Deserto do Atacama, Chile, anos 1960. Uma família, formada por quatro filhos, pai e mãe, vive os dias pensando no domingo. Não, não é dia de igreja, mas de cinema - é o único dia que o pai pode parar o trabalho na mina e levar todos os filhos para assistir a um filme. Mas tudo muda quando o patriarca sofre um acidente e o cinema deixa de ter espaço. A esperança é a filha, que continua indo aos cinemas e, na volta, conta a história do filme a todos. Essa é a trama de A Contadora de Filmes, que estreou no Brasil na última quinta-feira, 28.
Dirigido pela dinamarquesa Lone Scherfig (Educação), o longa é assumidamente uma obra globalizada. Além da cineasta nórdica, o roteiro conta com dois espanhóis (Rafa Russo e Isabel Coixet) e com o brasileiro Walter Salles (o diretor de Ainda Estou Aqui).

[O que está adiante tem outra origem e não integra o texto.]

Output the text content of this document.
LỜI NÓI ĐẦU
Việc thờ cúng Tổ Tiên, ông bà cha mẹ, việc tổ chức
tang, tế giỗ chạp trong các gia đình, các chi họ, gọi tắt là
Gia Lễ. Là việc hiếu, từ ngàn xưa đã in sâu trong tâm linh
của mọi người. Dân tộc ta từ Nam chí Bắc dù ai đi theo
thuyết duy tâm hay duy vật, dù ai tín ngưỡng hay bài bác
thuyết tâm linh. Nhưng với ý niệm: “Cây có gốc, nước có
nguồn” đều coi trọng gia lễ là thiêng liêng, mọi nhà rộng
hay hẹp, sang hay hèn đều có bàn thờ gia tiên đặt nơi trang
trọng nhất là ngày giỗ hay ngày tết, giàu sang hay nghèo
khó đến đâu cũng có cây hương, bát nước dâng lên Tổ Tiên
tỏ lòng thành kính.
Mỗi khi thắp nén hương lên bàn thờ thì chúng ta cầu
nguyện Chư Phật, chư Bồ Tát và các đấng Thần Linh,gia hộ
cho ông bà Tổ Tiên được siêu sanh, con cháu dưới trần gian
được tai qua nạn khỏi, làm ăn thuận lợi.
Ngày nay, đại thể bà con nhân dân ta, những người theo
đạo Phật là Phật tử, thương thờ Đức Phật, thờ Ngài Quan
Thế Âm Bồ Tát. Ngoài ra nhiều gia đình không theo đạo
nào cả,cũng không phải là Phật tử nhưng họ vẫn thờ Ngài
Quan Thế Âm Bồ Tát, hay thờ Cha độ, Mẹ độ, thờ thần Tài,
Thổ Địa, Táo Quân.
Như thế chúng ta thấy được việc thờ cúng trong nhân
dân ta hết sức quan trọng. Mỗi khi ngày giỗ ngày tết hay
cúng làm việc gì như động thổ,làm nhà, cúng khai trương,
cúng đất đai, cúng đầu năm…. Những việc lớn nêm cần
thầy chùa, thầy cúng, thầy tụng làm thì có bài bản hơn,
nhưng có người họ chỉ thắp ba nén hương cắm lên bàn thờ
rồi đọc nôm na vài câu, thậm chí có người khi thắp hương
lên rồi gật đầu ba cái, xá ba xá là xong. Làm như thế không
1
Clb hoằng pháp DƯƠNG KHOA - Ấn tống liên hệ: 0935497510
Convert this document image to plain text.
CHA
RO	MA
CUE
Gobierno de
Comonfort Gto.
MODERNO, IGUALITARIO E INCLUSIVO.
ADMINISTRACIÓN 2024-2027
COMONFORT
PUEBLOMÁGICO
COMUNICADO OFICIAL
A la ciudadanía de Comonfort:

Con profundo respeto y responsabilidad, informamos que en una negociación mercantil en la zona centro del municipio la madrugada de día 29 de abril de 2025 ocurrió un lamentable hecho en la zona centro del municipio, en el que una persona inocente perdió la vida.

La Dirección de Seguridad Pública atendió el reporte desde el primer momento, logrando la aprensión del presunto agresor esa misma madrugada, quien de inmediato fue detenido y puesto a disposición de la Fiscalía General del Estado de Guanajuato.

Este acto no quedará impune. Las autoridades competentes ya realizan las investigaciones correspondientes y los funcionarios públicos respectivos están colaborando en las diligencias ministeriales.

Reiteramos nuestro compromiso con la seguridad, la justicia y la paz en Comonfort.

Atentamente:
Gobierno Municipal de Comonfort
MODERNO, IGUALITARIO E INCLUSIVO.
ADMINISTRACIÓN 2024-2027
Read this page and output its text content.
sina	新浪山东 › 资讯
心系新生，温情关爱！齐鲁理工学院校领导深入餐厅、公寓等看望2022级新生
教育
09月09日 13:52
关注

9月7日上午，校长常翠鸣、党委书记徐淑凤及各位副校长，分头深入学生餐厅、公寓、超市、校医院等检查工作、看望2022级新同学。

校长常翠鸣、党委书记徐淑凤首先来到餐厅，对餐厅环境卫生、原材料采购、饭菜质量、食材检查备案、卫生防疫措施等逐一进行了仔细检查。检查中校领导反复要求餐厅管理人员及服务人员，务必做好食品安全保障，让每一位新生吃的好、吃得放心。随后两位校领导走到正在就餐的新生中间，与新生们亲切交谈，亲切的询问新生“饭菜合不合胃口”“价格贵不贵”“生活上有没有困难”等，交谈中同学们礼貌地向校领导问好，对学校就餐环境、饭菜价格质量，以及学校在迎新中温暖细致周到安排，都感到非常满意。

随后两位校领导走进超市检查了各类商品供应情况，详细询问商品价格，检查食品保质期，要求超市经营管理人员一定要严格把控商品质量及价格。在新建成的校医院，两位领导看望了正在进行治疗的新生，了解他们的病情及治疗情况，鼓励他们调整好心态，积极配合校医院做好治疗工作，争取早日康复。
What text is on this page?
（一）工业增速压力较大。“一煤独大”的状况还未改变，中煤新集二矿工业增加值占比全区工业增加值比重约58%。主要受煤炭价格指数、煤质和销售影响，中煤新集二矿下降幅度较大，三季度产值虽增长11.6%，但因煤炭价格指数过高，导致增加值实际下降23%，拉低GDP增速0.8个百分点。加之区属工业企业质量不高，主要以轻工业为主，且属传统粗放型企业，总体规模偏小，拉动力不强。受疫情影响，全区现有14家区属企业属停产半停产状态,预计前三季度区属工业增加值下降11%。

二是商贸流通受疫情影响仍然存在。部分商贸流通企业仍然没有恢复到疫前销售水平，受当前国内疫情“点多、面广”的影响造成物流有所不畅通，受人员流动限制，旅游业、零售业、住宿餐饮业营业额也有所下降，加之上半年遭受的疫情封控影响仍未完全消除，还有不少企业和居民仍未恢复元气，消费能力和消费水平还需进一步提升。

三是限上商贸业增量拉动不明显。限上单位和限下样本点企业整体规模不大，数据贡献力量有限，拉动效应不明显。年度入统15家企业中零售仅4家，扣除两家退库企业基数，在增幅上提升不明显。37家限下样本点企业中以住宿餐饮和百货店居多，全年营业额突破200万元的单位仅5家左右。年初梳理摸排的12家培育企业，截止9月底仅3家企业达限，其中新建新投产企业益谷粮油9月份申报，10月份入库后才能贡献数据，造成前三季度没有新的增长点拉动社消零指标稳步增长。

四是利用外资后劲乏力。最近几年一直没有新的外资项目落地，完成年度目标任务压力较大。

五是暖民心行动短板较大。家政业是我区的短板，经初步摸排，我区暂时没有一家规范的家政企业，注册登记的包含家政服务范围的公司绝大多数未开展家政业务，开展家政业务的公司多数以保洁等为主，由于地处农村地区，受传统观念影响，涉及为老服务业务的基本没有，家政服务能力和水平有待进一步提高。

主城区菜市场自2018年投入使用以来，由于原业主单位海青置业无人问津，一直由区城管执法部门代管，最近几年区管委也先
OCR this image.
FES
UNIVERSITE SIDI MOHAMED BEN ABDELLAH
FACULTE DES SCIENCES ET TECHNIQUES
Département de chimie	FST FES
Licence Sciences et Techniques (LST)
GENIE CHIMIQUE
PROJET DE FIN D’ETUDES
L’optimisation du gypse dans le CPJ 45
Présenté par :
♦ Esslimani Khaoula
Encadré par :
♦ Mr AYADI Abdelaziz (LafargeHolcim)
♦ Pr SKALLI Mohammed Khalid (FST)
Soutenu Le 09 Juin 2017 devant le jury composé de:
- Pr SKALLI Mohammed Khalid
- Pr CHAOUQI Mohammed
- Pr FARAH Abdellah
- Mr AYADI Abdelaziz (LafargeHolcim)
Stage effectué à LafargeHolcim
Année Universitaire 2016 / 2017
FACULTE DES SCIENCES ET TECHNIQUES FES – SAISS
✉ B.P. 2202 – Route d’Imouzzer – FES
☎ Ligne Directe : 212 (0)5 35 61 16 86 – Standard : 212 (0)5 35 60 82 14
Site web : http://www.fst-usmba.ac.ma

Já o elenco passa pela argentina Bérénice Bejo, que vive a matriarca; o espanhol Antonio de la Torre, que faz o pai; o teuto-hispânico Daniel Brühl, que é o chefe da mina; e, por fim, a única chilena do grupo, a jovem protagonista Sara Becker, que interpreta a "contadora de filmes".
Nessa mistura, o longa-metragem é uma obra inegavelmente universal, que trabalha em prol de conectar os espectadores com uma espécie de emoção única - sempre, claro, por meio do cinema.
É discutível que o filme passa por uma certa pasteurização, nessa busca desenfreada em ser global, mas também funciona justamente por ser uma peça para ser compreendida por espanhóis, dinamarqueses, brasileiros. Quando María Margarita sobe em um pequeno palco e conta a história de um filme, fica difícil não se conectar com aquilo.
Há algo de Cinema Paradiso no filme. Afinal, conforme o cinema une e cria memórias, a história daquela família atravessa o cinema e nós, espectadores, criamos memórias aqui.
Outro ponto a ser observado é a atuação: o elenco, mesmo passando por quase meia dúzia de idiomas, funciona bem. Há uma tragédia intensa na atuação de Antonio de la Torre (Balada do Amor e do Ódio), enquanto Bejo (O Passado) traz um drama em busca de saídas e de oportunidades.
A luz do filme, porém, se concentra nas atrizes que vivem María Margarita. Tanto a pequena Alondra Valenzuela quanto a jovem Sara Becker trazem o tom que o filme precisa: o sonho atravessado pela aspereza crua do deserto do Atacama.
Desejo de ser literatura
O grande entrave de A Contadora de Filmes está, infelizmente, no roteiro e na forma que a diretora encara o tom literário da obra. Tentando soar como uma espécie de épico dentro da jornada de María Margarita, o longa-metragem coloca muito texto dentro das cenas - seja com narração ou com diálogos expositivos. Parece que tudo precisa ser explicado, esmiuçado.
Com isso, o longa-metragem não flui e, pior, atravanca bastante essa emoção que poderia ser tão global e natural. Quando estão percebendo a magia das palavras (e do cinema), os familiares de Margarita precisam externalizar isso sempre de maneira exagerada, colocando em palavras o que estão sentindo. O filme, assim, passa por uma racionalização vazia.
A Contadora de Filmes, assim, fica em uma gangorra. Em alguns momentos, faz com que os sentimentos do espectador sejam naturalmente conectados com a trama, com os personagens, com a jornada da garotinha. Porém, em outros, essas emoções deixam de jorrar pela necessidade de explicar tudo. Uma pena.
No final, mesmo com a globalização da produção e a trama sobre como histórias influenciam vidas, o longa termina no erro mais primário de todos: não deixar a história simplesmente existir e acontecer.